The 2020 Dr. Richard And Vera Siegel Translational Award Was Presented To Scholar Maggie Westwater

The 2020 Dr. Richard And Vera Siegel Translational Award Was Presented To Scholar Maggie Westwater

The Dr. Richard and Vera Siegel Translational Award was generously endowed by NIH MD/PhD Partnership Program co-founder, Dr. Richard Siegel and his wife, Vera. First awarded in 2016, this annual award recognizes advances in the field of medical science that move fundamental discoveries from the bench to the bedside.  The recipient of the Translational Award in 2020 was NIH-Cambridge Scholar Maggie Westwater. Maggie is mentored by Prof. Paul Fletcher at the University of Cambridge and Drs. Christian Grillon and Monique Ernst at the NIH’s National Institute for Mental Health.

Maggie has achieved an extraordinary feat in carrying out a unique and very challenging study examining how cognitive, neural, metabolic and endocrine factors come together to shape eating patterns and psychopathology in the most serious eating disorders: Anorexia Nervosa (AN) and Bulimia Nervosa (BN). She conceived and conducted one of the largest studies of this kind in this field. The primary findings from this work, identifying distinct hormonal responses to stress in AN and BN, have just been accepted for publication in one of the major international psychiatry journals, and her complementary neuroimaging work, which examined a prominent theory that psychological stress reduces our capacity for self-control, is currently under review. The successful completion of this work represents an outstanding accomplishment of clinical research and the insights emerging from the analysis will have important and far-reaching consequences. Here is the link to Maggie’s publication.

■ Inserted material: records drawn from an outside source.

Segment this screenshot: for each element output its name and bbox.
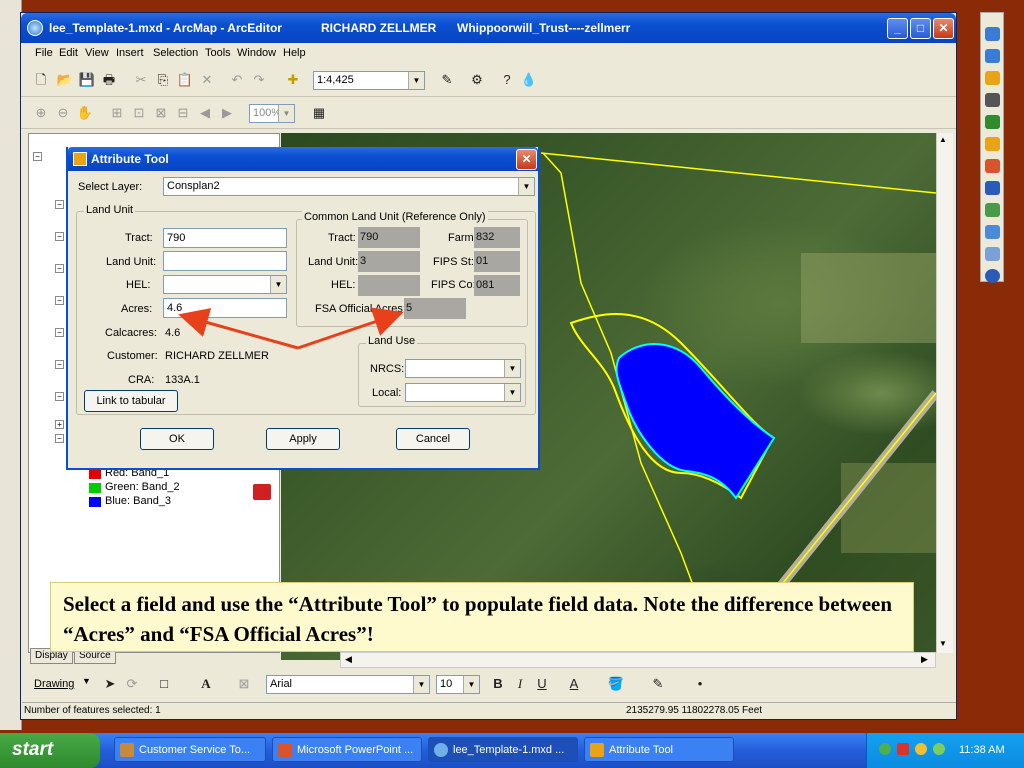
calculator-icon[interactable] bbox=[985, 93, 1000, 107]
drawing-toolbar: Drawing ▼ ➤ ⟳ □ A ⊠ Arial ▼ 10 ▼ B I U A… bbox=[22, 670, 956, 698]
customer-service-icon bbox=[120, 743, 134, 757]
attribute-tool-icon bbox=[590, 743, 604, 757]
outlook-icon[interactable] bbox=[985, 137, 1000, 151]
chevron-down-icon[interactable]: ▼ bbox=[463, 676, 479, 693]
taskbar-item-label: Attribute Tool bbox=[609, 744, 674, 756]
status-bar: Number of features selected: 1 2135279.9… bbox=[22, 702, 956, 718]
font-value: Arial bbox=[270, 678, 293, 690]
taskbar-item-arcmap[interactable]: lee_Template-1.mxd ... bbox=[428, 737, 578, 762]
taskbar: start Customer Service To... Microsoft P… bbox=[0, 733, 1024, 768]
volume-tray-icon[interactable] bbox=[915, 743, 927, 755]
taskbar-item-label: Microsoft PowerPoint ... bbox=[297, 744, 414, 756]
bold-button[interactable]: B bbox=[488, 674, 508, 694]
annotation-arrow-layer bbox=[178, 307, 404, 350]
ie-icon[interactable] bbox=[985, 27, 1000, 41]
publisher-icon[interactable] bbox=[985, 225, 1000, 239]
powerpoint-icon[interactable] bbox=[985, 159, 1000, 173]
update-tray-icon[interactable] bbox=[933, 743, 945, 755]
network-icon[interactable] bbox=[985, 203, 1000, 217]
rotate-icon[interactable]: ⟳ bbox=[122, 674, 142, 694]
taskbar-item-customer-service[interactable]: Customer Service To... bbox=[114, 737, 266, 762]
helper-icon[interactable] bbox=[985, 247, 1000, 261]
font-combo[interactable]: Arial ▼ bbox=[266, 675, 430, 694]
slide-caption: Select a field and use the “Attribute To… bbox=[50, 582, 914, 652]
word-icon[interactable] bbox=[985, 181, 1000, 195]
text-tool-icon[interactable]: A bbox=[196, 674, 216, 694]
taskbar-item-label: lee_Template-1.mxd ... bbox=[453, 744, 565, 756]
underline-button[interactable]: U bbox=[532, 674, 552, 694]
fill-color-icon[interactable]: 🪣 bbox=[606, 674, 626, 694]
security-tray-icon[interactable] bbox=[897, 743, 909, 755]
annotation-arrow-to-acres bbox=[178, 308, 299, 350]
font-size-value: 10 bbox=[440, 678, 453, 690]
font-size-combo[interactable]: 10 ▼ bbox=[436, 675, 480, 694]
font-color-button[interactable]: A bbox=[564, 674, 584, 694]
office-shortcut-bar bbox=[980, 12, 1004, 283]
system-tray: 11:38 AM bbox=[866, 733, 1024, 768]
ie-icon[interactable] bbox=[985, 49, 1000, 63]
taskbar-item-label: Customer Service To... bbox=[139, 744, 251, 756]
picture-icon[interactable]: ⊠ bbox=[234, 674, 254, 694]
annotation-arrow-to-fsa-acres bbox=[297, 307, 404, 350]
chevron-down-icon[interactable]: ▼ bbox=[413, 676, 429, 693]
excel-icon[interactable] bbox=[985, 115, 1000, 129]
coordinate-readout: 2135279.95 11802278.05 Feet bbox=[626, 705, 763, 716]
rectangle-icon[interactable]: □ bbox=[154, 674, 174, 694]
italic-button[interactable]: I bbox=[510, 674, 530, 694]
selected-features-status: Number of features selected: 1 bbox=[24, 705, 161, 716]
chevron-down-icon[interactable]: ▼ bbox=[82, 676, 91, 686]
start-label: start bbox=[12, 739, 54, 760]
clock[interactable]: 11:38 AM bbox=[959, 744, 1005, 756]
start-button[interactable]: start bbox=[0, 733, 100, 768]
taskbar-item-attribute-tool[interactable]: Attribute Tool bbox=[584, 737, 734, 762]
select-elements-icon[interactable]: ➤ bbox=[100, 674, 120, 694]
taskbar-item-powerpoint[interactable]: Microsoft PowerPoint ... bbox=[272, 737, 422, 762]
network-tray-icon[interactable] bbox=[879, 743, 891, 755]
drawing-menu[interactable]: Drawing bbox=[34, 678, 74, 690]
marker-color-icon[interactable]: • bbox=[690, 674, 710, 694]
outlook-icon[interactable] bbox=[985, 71, 1000, 85]
line-color-icon[interactable]: ✎ bbox=[648, 674, 668, 694]
media-icon[interactable] bbox=[985, 269, 1000, 283]
powerpoint-icon bbox=[278, 743, 292, 757]
arcmap-app-icon bbox=[434, 743, 448, 757]
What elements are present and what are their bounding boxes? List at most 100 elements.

“I was very touched and honored to have been awarded the Dr. Richard and Vera Siegel Translational Award at the 2020 NIH Global Doctoral Partnerships Annual Workshop Awards Ceremony. My doctoral work has been driven by a desire to develop clinically-translational insights into the mechanisms of severe eating disorders, which have one of the highest mortality rates of all mental illnesses. I am beyond grateful to the program, my mentors, and my colleagues for their support of this work, as well as to Dr. Richard and Vera Siegal for generously supporting this prize.” 

Maggie will be completing her PhD viva this Autumn, and following this, she plans to apply for independent funding for her postdoctoral research, which will use high-field, 7 Tesla neuroimaging to characterize homeostatic influences on decision-making processes in anorexia nervosa.